Coming into college, I haven’t had as much time for videogames as I once did. Nowadays, I’m borrowing a roommate’s PS4 to play a new game they bought or some mobile game that I can play for downtime between—and sometimes during—classes. However, that’s not to say I don’t miss the type of games I used to play. My DS Lite with Harvest Moon DS sits sadly on my desk, waiting for me to pick it up. But, as a busy college student, I don’t feel as though I can invest the time in these types of games that I could when I was younger. So, as one might have already guessed, I was hit with a good wave of nostalgia when I got my hands on Stardew Valley.

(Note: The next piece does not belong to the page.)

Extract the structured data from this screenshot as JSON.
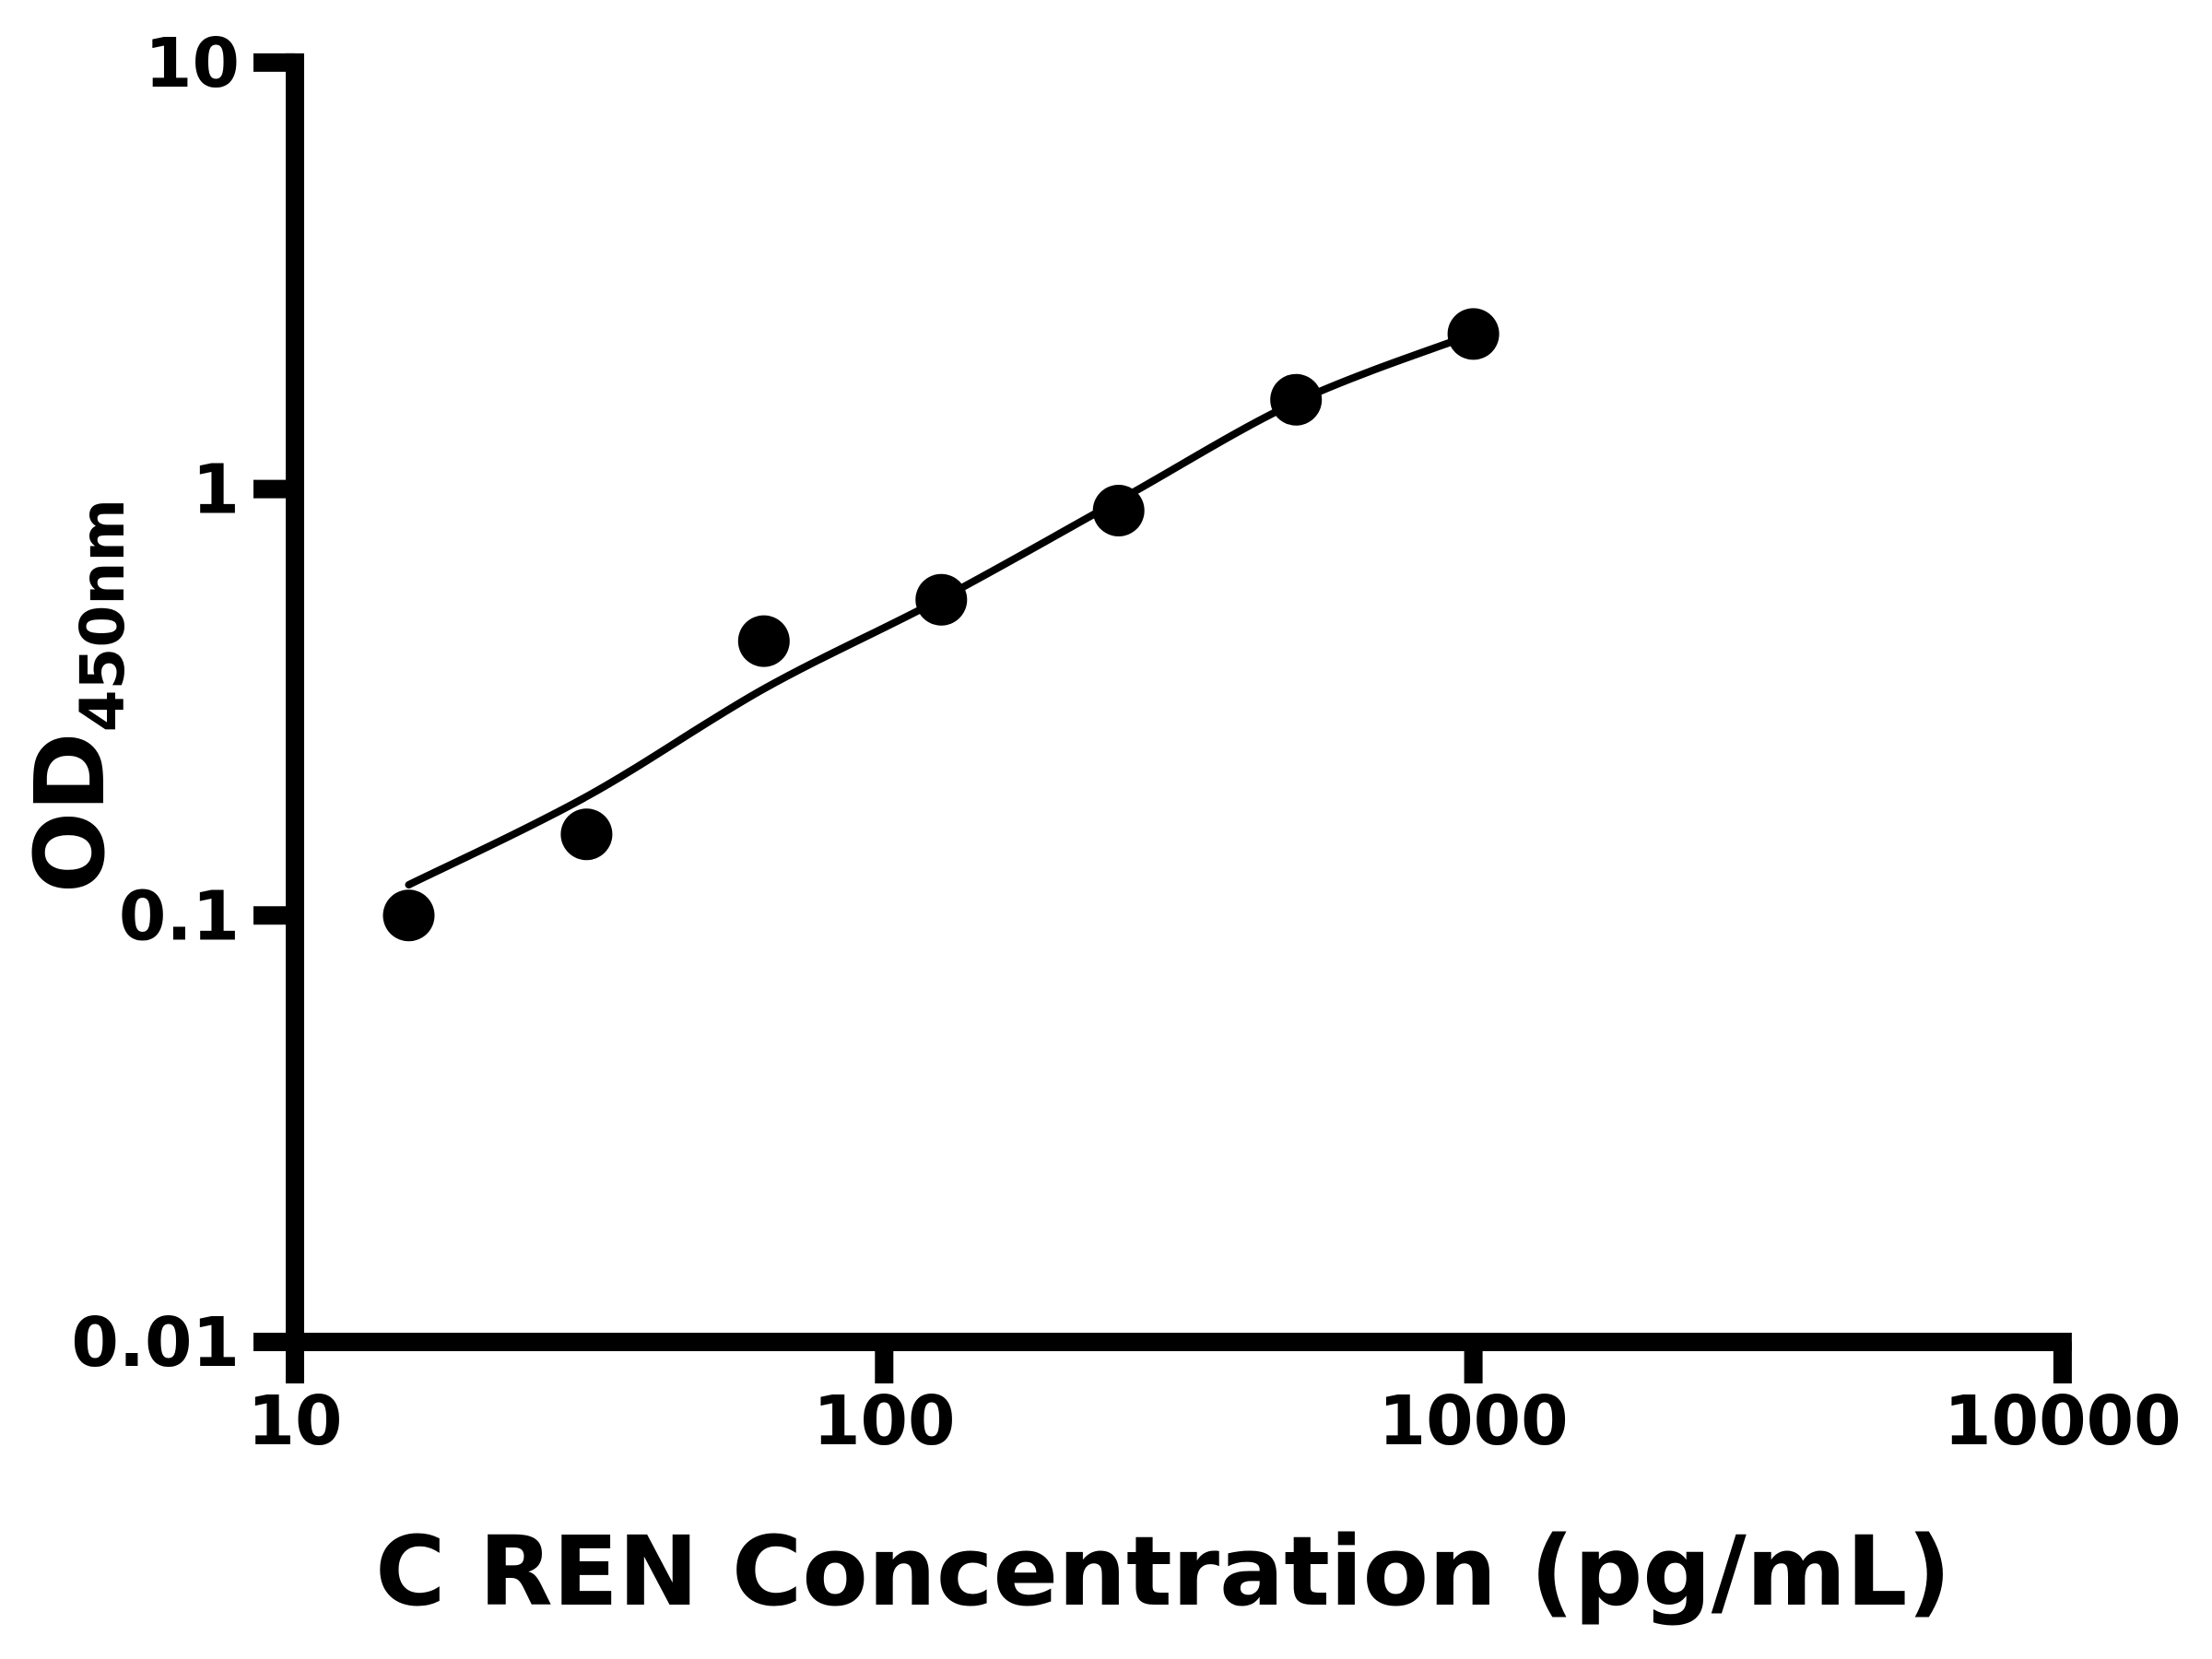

So, what is Stardew Valley? It’s a PC game in a similar vein to Harvest Moon, where your character inherits a ramshackle farm, and you must make the farm successful while also integrating yourself into the local community. This second bit might be the most fulfilling part of the game—becoming friends with villagers, fixing up the local community center (or turning it into a Jojo Mart warehouse), and making a family are just a few of the non-farming activities one can partake in. The game works on a time-based system, with each day taking roughly 10 real time minutes and with 28 days in each of the four seasons. These days aren’t all wasted work days; there are birthdays and events that take place on certain days, and villagers have weekly schedules that can also vary with the weather.
So, as far as I’ve written, I’ve described Stardew Valley as a Harvest Moon clone, which, honestly, it kind of is. However, that’s not necessarily a bad thing. The game’s creator understood the strong and weak points of those games and used those to his advantage. The fishing system is now a much less tedious, skill-based mini game. The time curve in many aspects is much kinder in Stardew Valley, allowing you to automate your farm through sprinklers and feeders much faster than any Harvest Moon game I’ve played. Additionally, the ability to craft and place items wherever you’d like allows for more personalized farms that can better cater to the player’s style. For example, I focused on making artisanal goods like wine and cheese for income while my friend would invest in maximizing their farming, which the new level/perk system helps with in promoting diversity in play.
I mentioned the game’s creator before, but I should actually describe him as the sole creator. One man, Eric Barone, created the game that captured the best aspects of Harvest Moon that the newer titles haven’t captured well—for example, having clear regimented goals. In Stardew Valley, there is a clear list of items to acquire to improve your farm and fix the community center, with quests to unlock areas around the town, which stands in contrast to the obfuscated method of blind play—provided you don’t use a walkthrough—present in Harvest Moon. And as I mentioned before, Stardew Valley is much kinder to your patience and time. While it certainly makes the game easier that your buildings can’t be destroyed and your animals can’t be killed, I think that’s a fair alternative to Harvest Moon, where it could take a whole in-game year to replace your barn and get your friendship levels with your animals to the same level. I don’t want to seem like a lazy so-and-so, but wasting about 18 hours to get to the same point I was at before just doesn’t appeal to me.
But I think the best part of Stardew Valley is being able to talk about my farm and strategies with friends who also own it. This promotes a real life social aspect to the game that I was never able to get out of Harvest Moon growing up—which, to be fair, was not the fault of the game. But with a cooperative addition to Stardew Valley coming soon, this will create a larger gap in the differences between the two games. For only $15, I got an incredibly entertaining game that not only sated my nostalgia, but also my gaming bug. Even my friends that had not played Harvest Moon before love the game, telling me that Stardew Valley stands on its own as a good experience and not just an attempt at being a hollow copy of a childhood classic. With tuned and tight gameplay, which can be played in a realistic and rewarding time frame, Stardew Valley is a must-buy for those looking for a relaxing, casual experience—but be prepared for the struggle of saying, “maybe I’ll just go for one more day.”